What’s special about the Old Course? Is it the sense of history as you stand on the first tee? The proximity to the warm, toffee-coloured sandstone of the imposing R&A Clubhouse just behind you or, glancing left, the huge estate of the 18th green and the Valley of Sin, now much deeper than it looks on television? It’s all of these, and more. Heading down the first fairway you’re leaving the comfort of the town that is synonymous with the game worldwide, and full of expectation for the challenges ahead that will bring you back, across the 700-year-old Swilcan Bridge, to the bosom of its bars and welcoming eateries some four or five hours later.
What’s not immediately obvious as you gaze ahead, over the meandering Swilcan Burn to the flat 1st green, is that although the distant course looks relatively level, its wide parallel fairways and huge double greens guard deceptive slopes on both the approaches and putting surfaces. Playing the course is all about missing the bunkers; find one or more, and your score takes a tumble. Sections of the links make their way around, or over, old dune ridges covered with gorse or thick pockets of marram grass. Walkways and bunkers cut into them to give you the target lines for your approaches.
Seven double greens and four singles make up the unique layout of the Old Course. Uniquely, if you add together the numbers of the holes on each of the double greens, they come to 18. Getting close to the pin on these massive greens is essential, or you can be left with putts of over 40 or 50 yards. With the wind always likely to affect any shots played in the air, golfers who are new to the links experience soon adopt the age-old strategy of bump-and-run as they realise that this is not target golf… use the ground to get to the hole. Even in the Open, professionals can be seen putting from 70 yards off the fringe.
The loop at the course’s extremity exposes you to switching wind directions, long carries to tight fairways and a collection of cavernous and small pot bunkers which have to be avoided. Beginning the journey back to town, you eventually arrive at the 17th and its tantalising tee shot over the old, black railway sheds of The Old Course Hotel, the site where hickory billets were matured before being fashioned into shafts. Its Road hole bunker lies waiting to snag the draw, the road itself the fade. And of course, the road offers no relief… remember Jimenez’ Spanish magic in bouncing his shot off the wall to land on the green?

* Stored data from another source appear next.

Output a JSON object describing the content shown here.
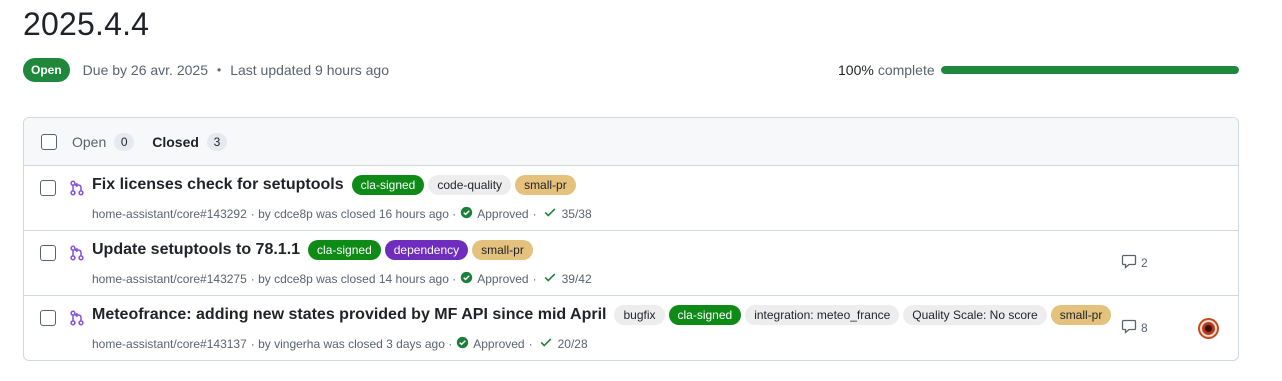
{
  "milestone": {
    "title": "2025.4.4",
    "state": "Open",
    "due": "Due by 26 avr. 2025",
    "separator": "•",
    "updated": "Last updated 9 hours ago",
    "progress_pct_text": "100%",
    "progress_suffix": "complete",
    "progress_fraction": 1.0
  },
  "filter_bar": {
    "open_label": "Open",
    "open_count": "0",
    "closed_label": "Closed",
    "closed_count": "3"
  },
  "colors": {
    "open_green": "#1f883d",
    "pr_purple": "#8250df",
    "check_green": "#1a7f37"
  },
  "pull_requests": [
    {
      "title": "Fix licenses check for setuptools",
      "labels": [
        {
          "text": "cla-signed",
          "bg": "#0e8a16",
          "fg": "#ffffff"
        },
        {
          "text": "code-quality",
          "bg": "#ededed",
          "fg": "#1f2328"
        },
        {
          "text": "small-pr",
          "bg": "#e4c17d",
          "fg": "#1f2328"
        }
      ],
      "ref": "home-assistant/core#143292",
      "closed_text": "· by cdce8p was closed 16 hours ago ·",
      "review": "Approved",
      "checks_sep": "·",
      "checks": "35/38",
      "comments": ""
    },
    {
      "title": "Update setuptools to 78.1.1",
      "labels": [
        {
          "text": "cla-signed",
          "bg": "#0e8a16",
          "fg": "#ffffff"
        },
        {
          "text": "dependency",
          "bg": "#6f2dbd",
          "fg": "#ffffff"
        },
        {
          "text": "small-pr",
          "bg": "#e4c17d",
          "fg": "#1f2328"
        }
      ],
      "ref": "home-assistant/core#143275",
      "closed_text": "· by cdce8p was closed 14 hours ago ·",
      "review": "Approved",
      "checks_sep": "·",
      "checks": "39/42",
      "comments": "2"
    },
    {
      "title": "Meteofrance: adding new states provided by MF API since mid April",
      "labels": [
        {
          "text": "bugfix",
          "bg": "#ededed",
          "fg": "#1f2328"
        },
        {
          "text": "cla-signed",
          "bg": "#0e8a16",
          "fg": "#ffffff"
        },
        {
          "text": "integration: meteo_france",
          "bg": "#ededed",
          "fg": "#1f2328"
        },
        {
          "text": "Quality Scale: No score",
          "bg": "#ededed",
          "fg": "#1f2328"
        },
        {
          "text": "small-pr",
          "bg": "#e4c17d",
          "fg": "#1f2328"
        }
      ],
      "ref": "home-assistant/core#143137",
      "closed_text": "· by vingerha was closed 3 days ago ·",
      "review": "Approved",
      "checks_sep": "·",
      "checks": "20/28",
      "comments": "8",
      "has_avatar": true
    }
  ]
}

You’re back. The welcoming silhouette of the grand old hotels, townhouses and apartments which adorn the historical Golf Place and The Links surround you as you stride onto the 18th green. Before you putt out you stop for a moment, looking back to the west with a sense of satisfaction at what you’ve achieved. Tourists and locals chat knowledgeably at the fence behind you, oblivious to your score but promising a rapturous welcome if you sink it.
Aside from the opening and closing set of well-publicised holes, the Old Course is more than a collection of 18 experiences. Over time you may look back and forget the detail of the pre- and post-loop holes; you may forget your slice over the Himalayas Putting Green off the first tee; and you may forget the detail of your night at The Jigger Inn after your round. What you will remember, though, is how much you’d looked forward to being there and how glad you were that you travelled to where golf began and became part of the collective experience.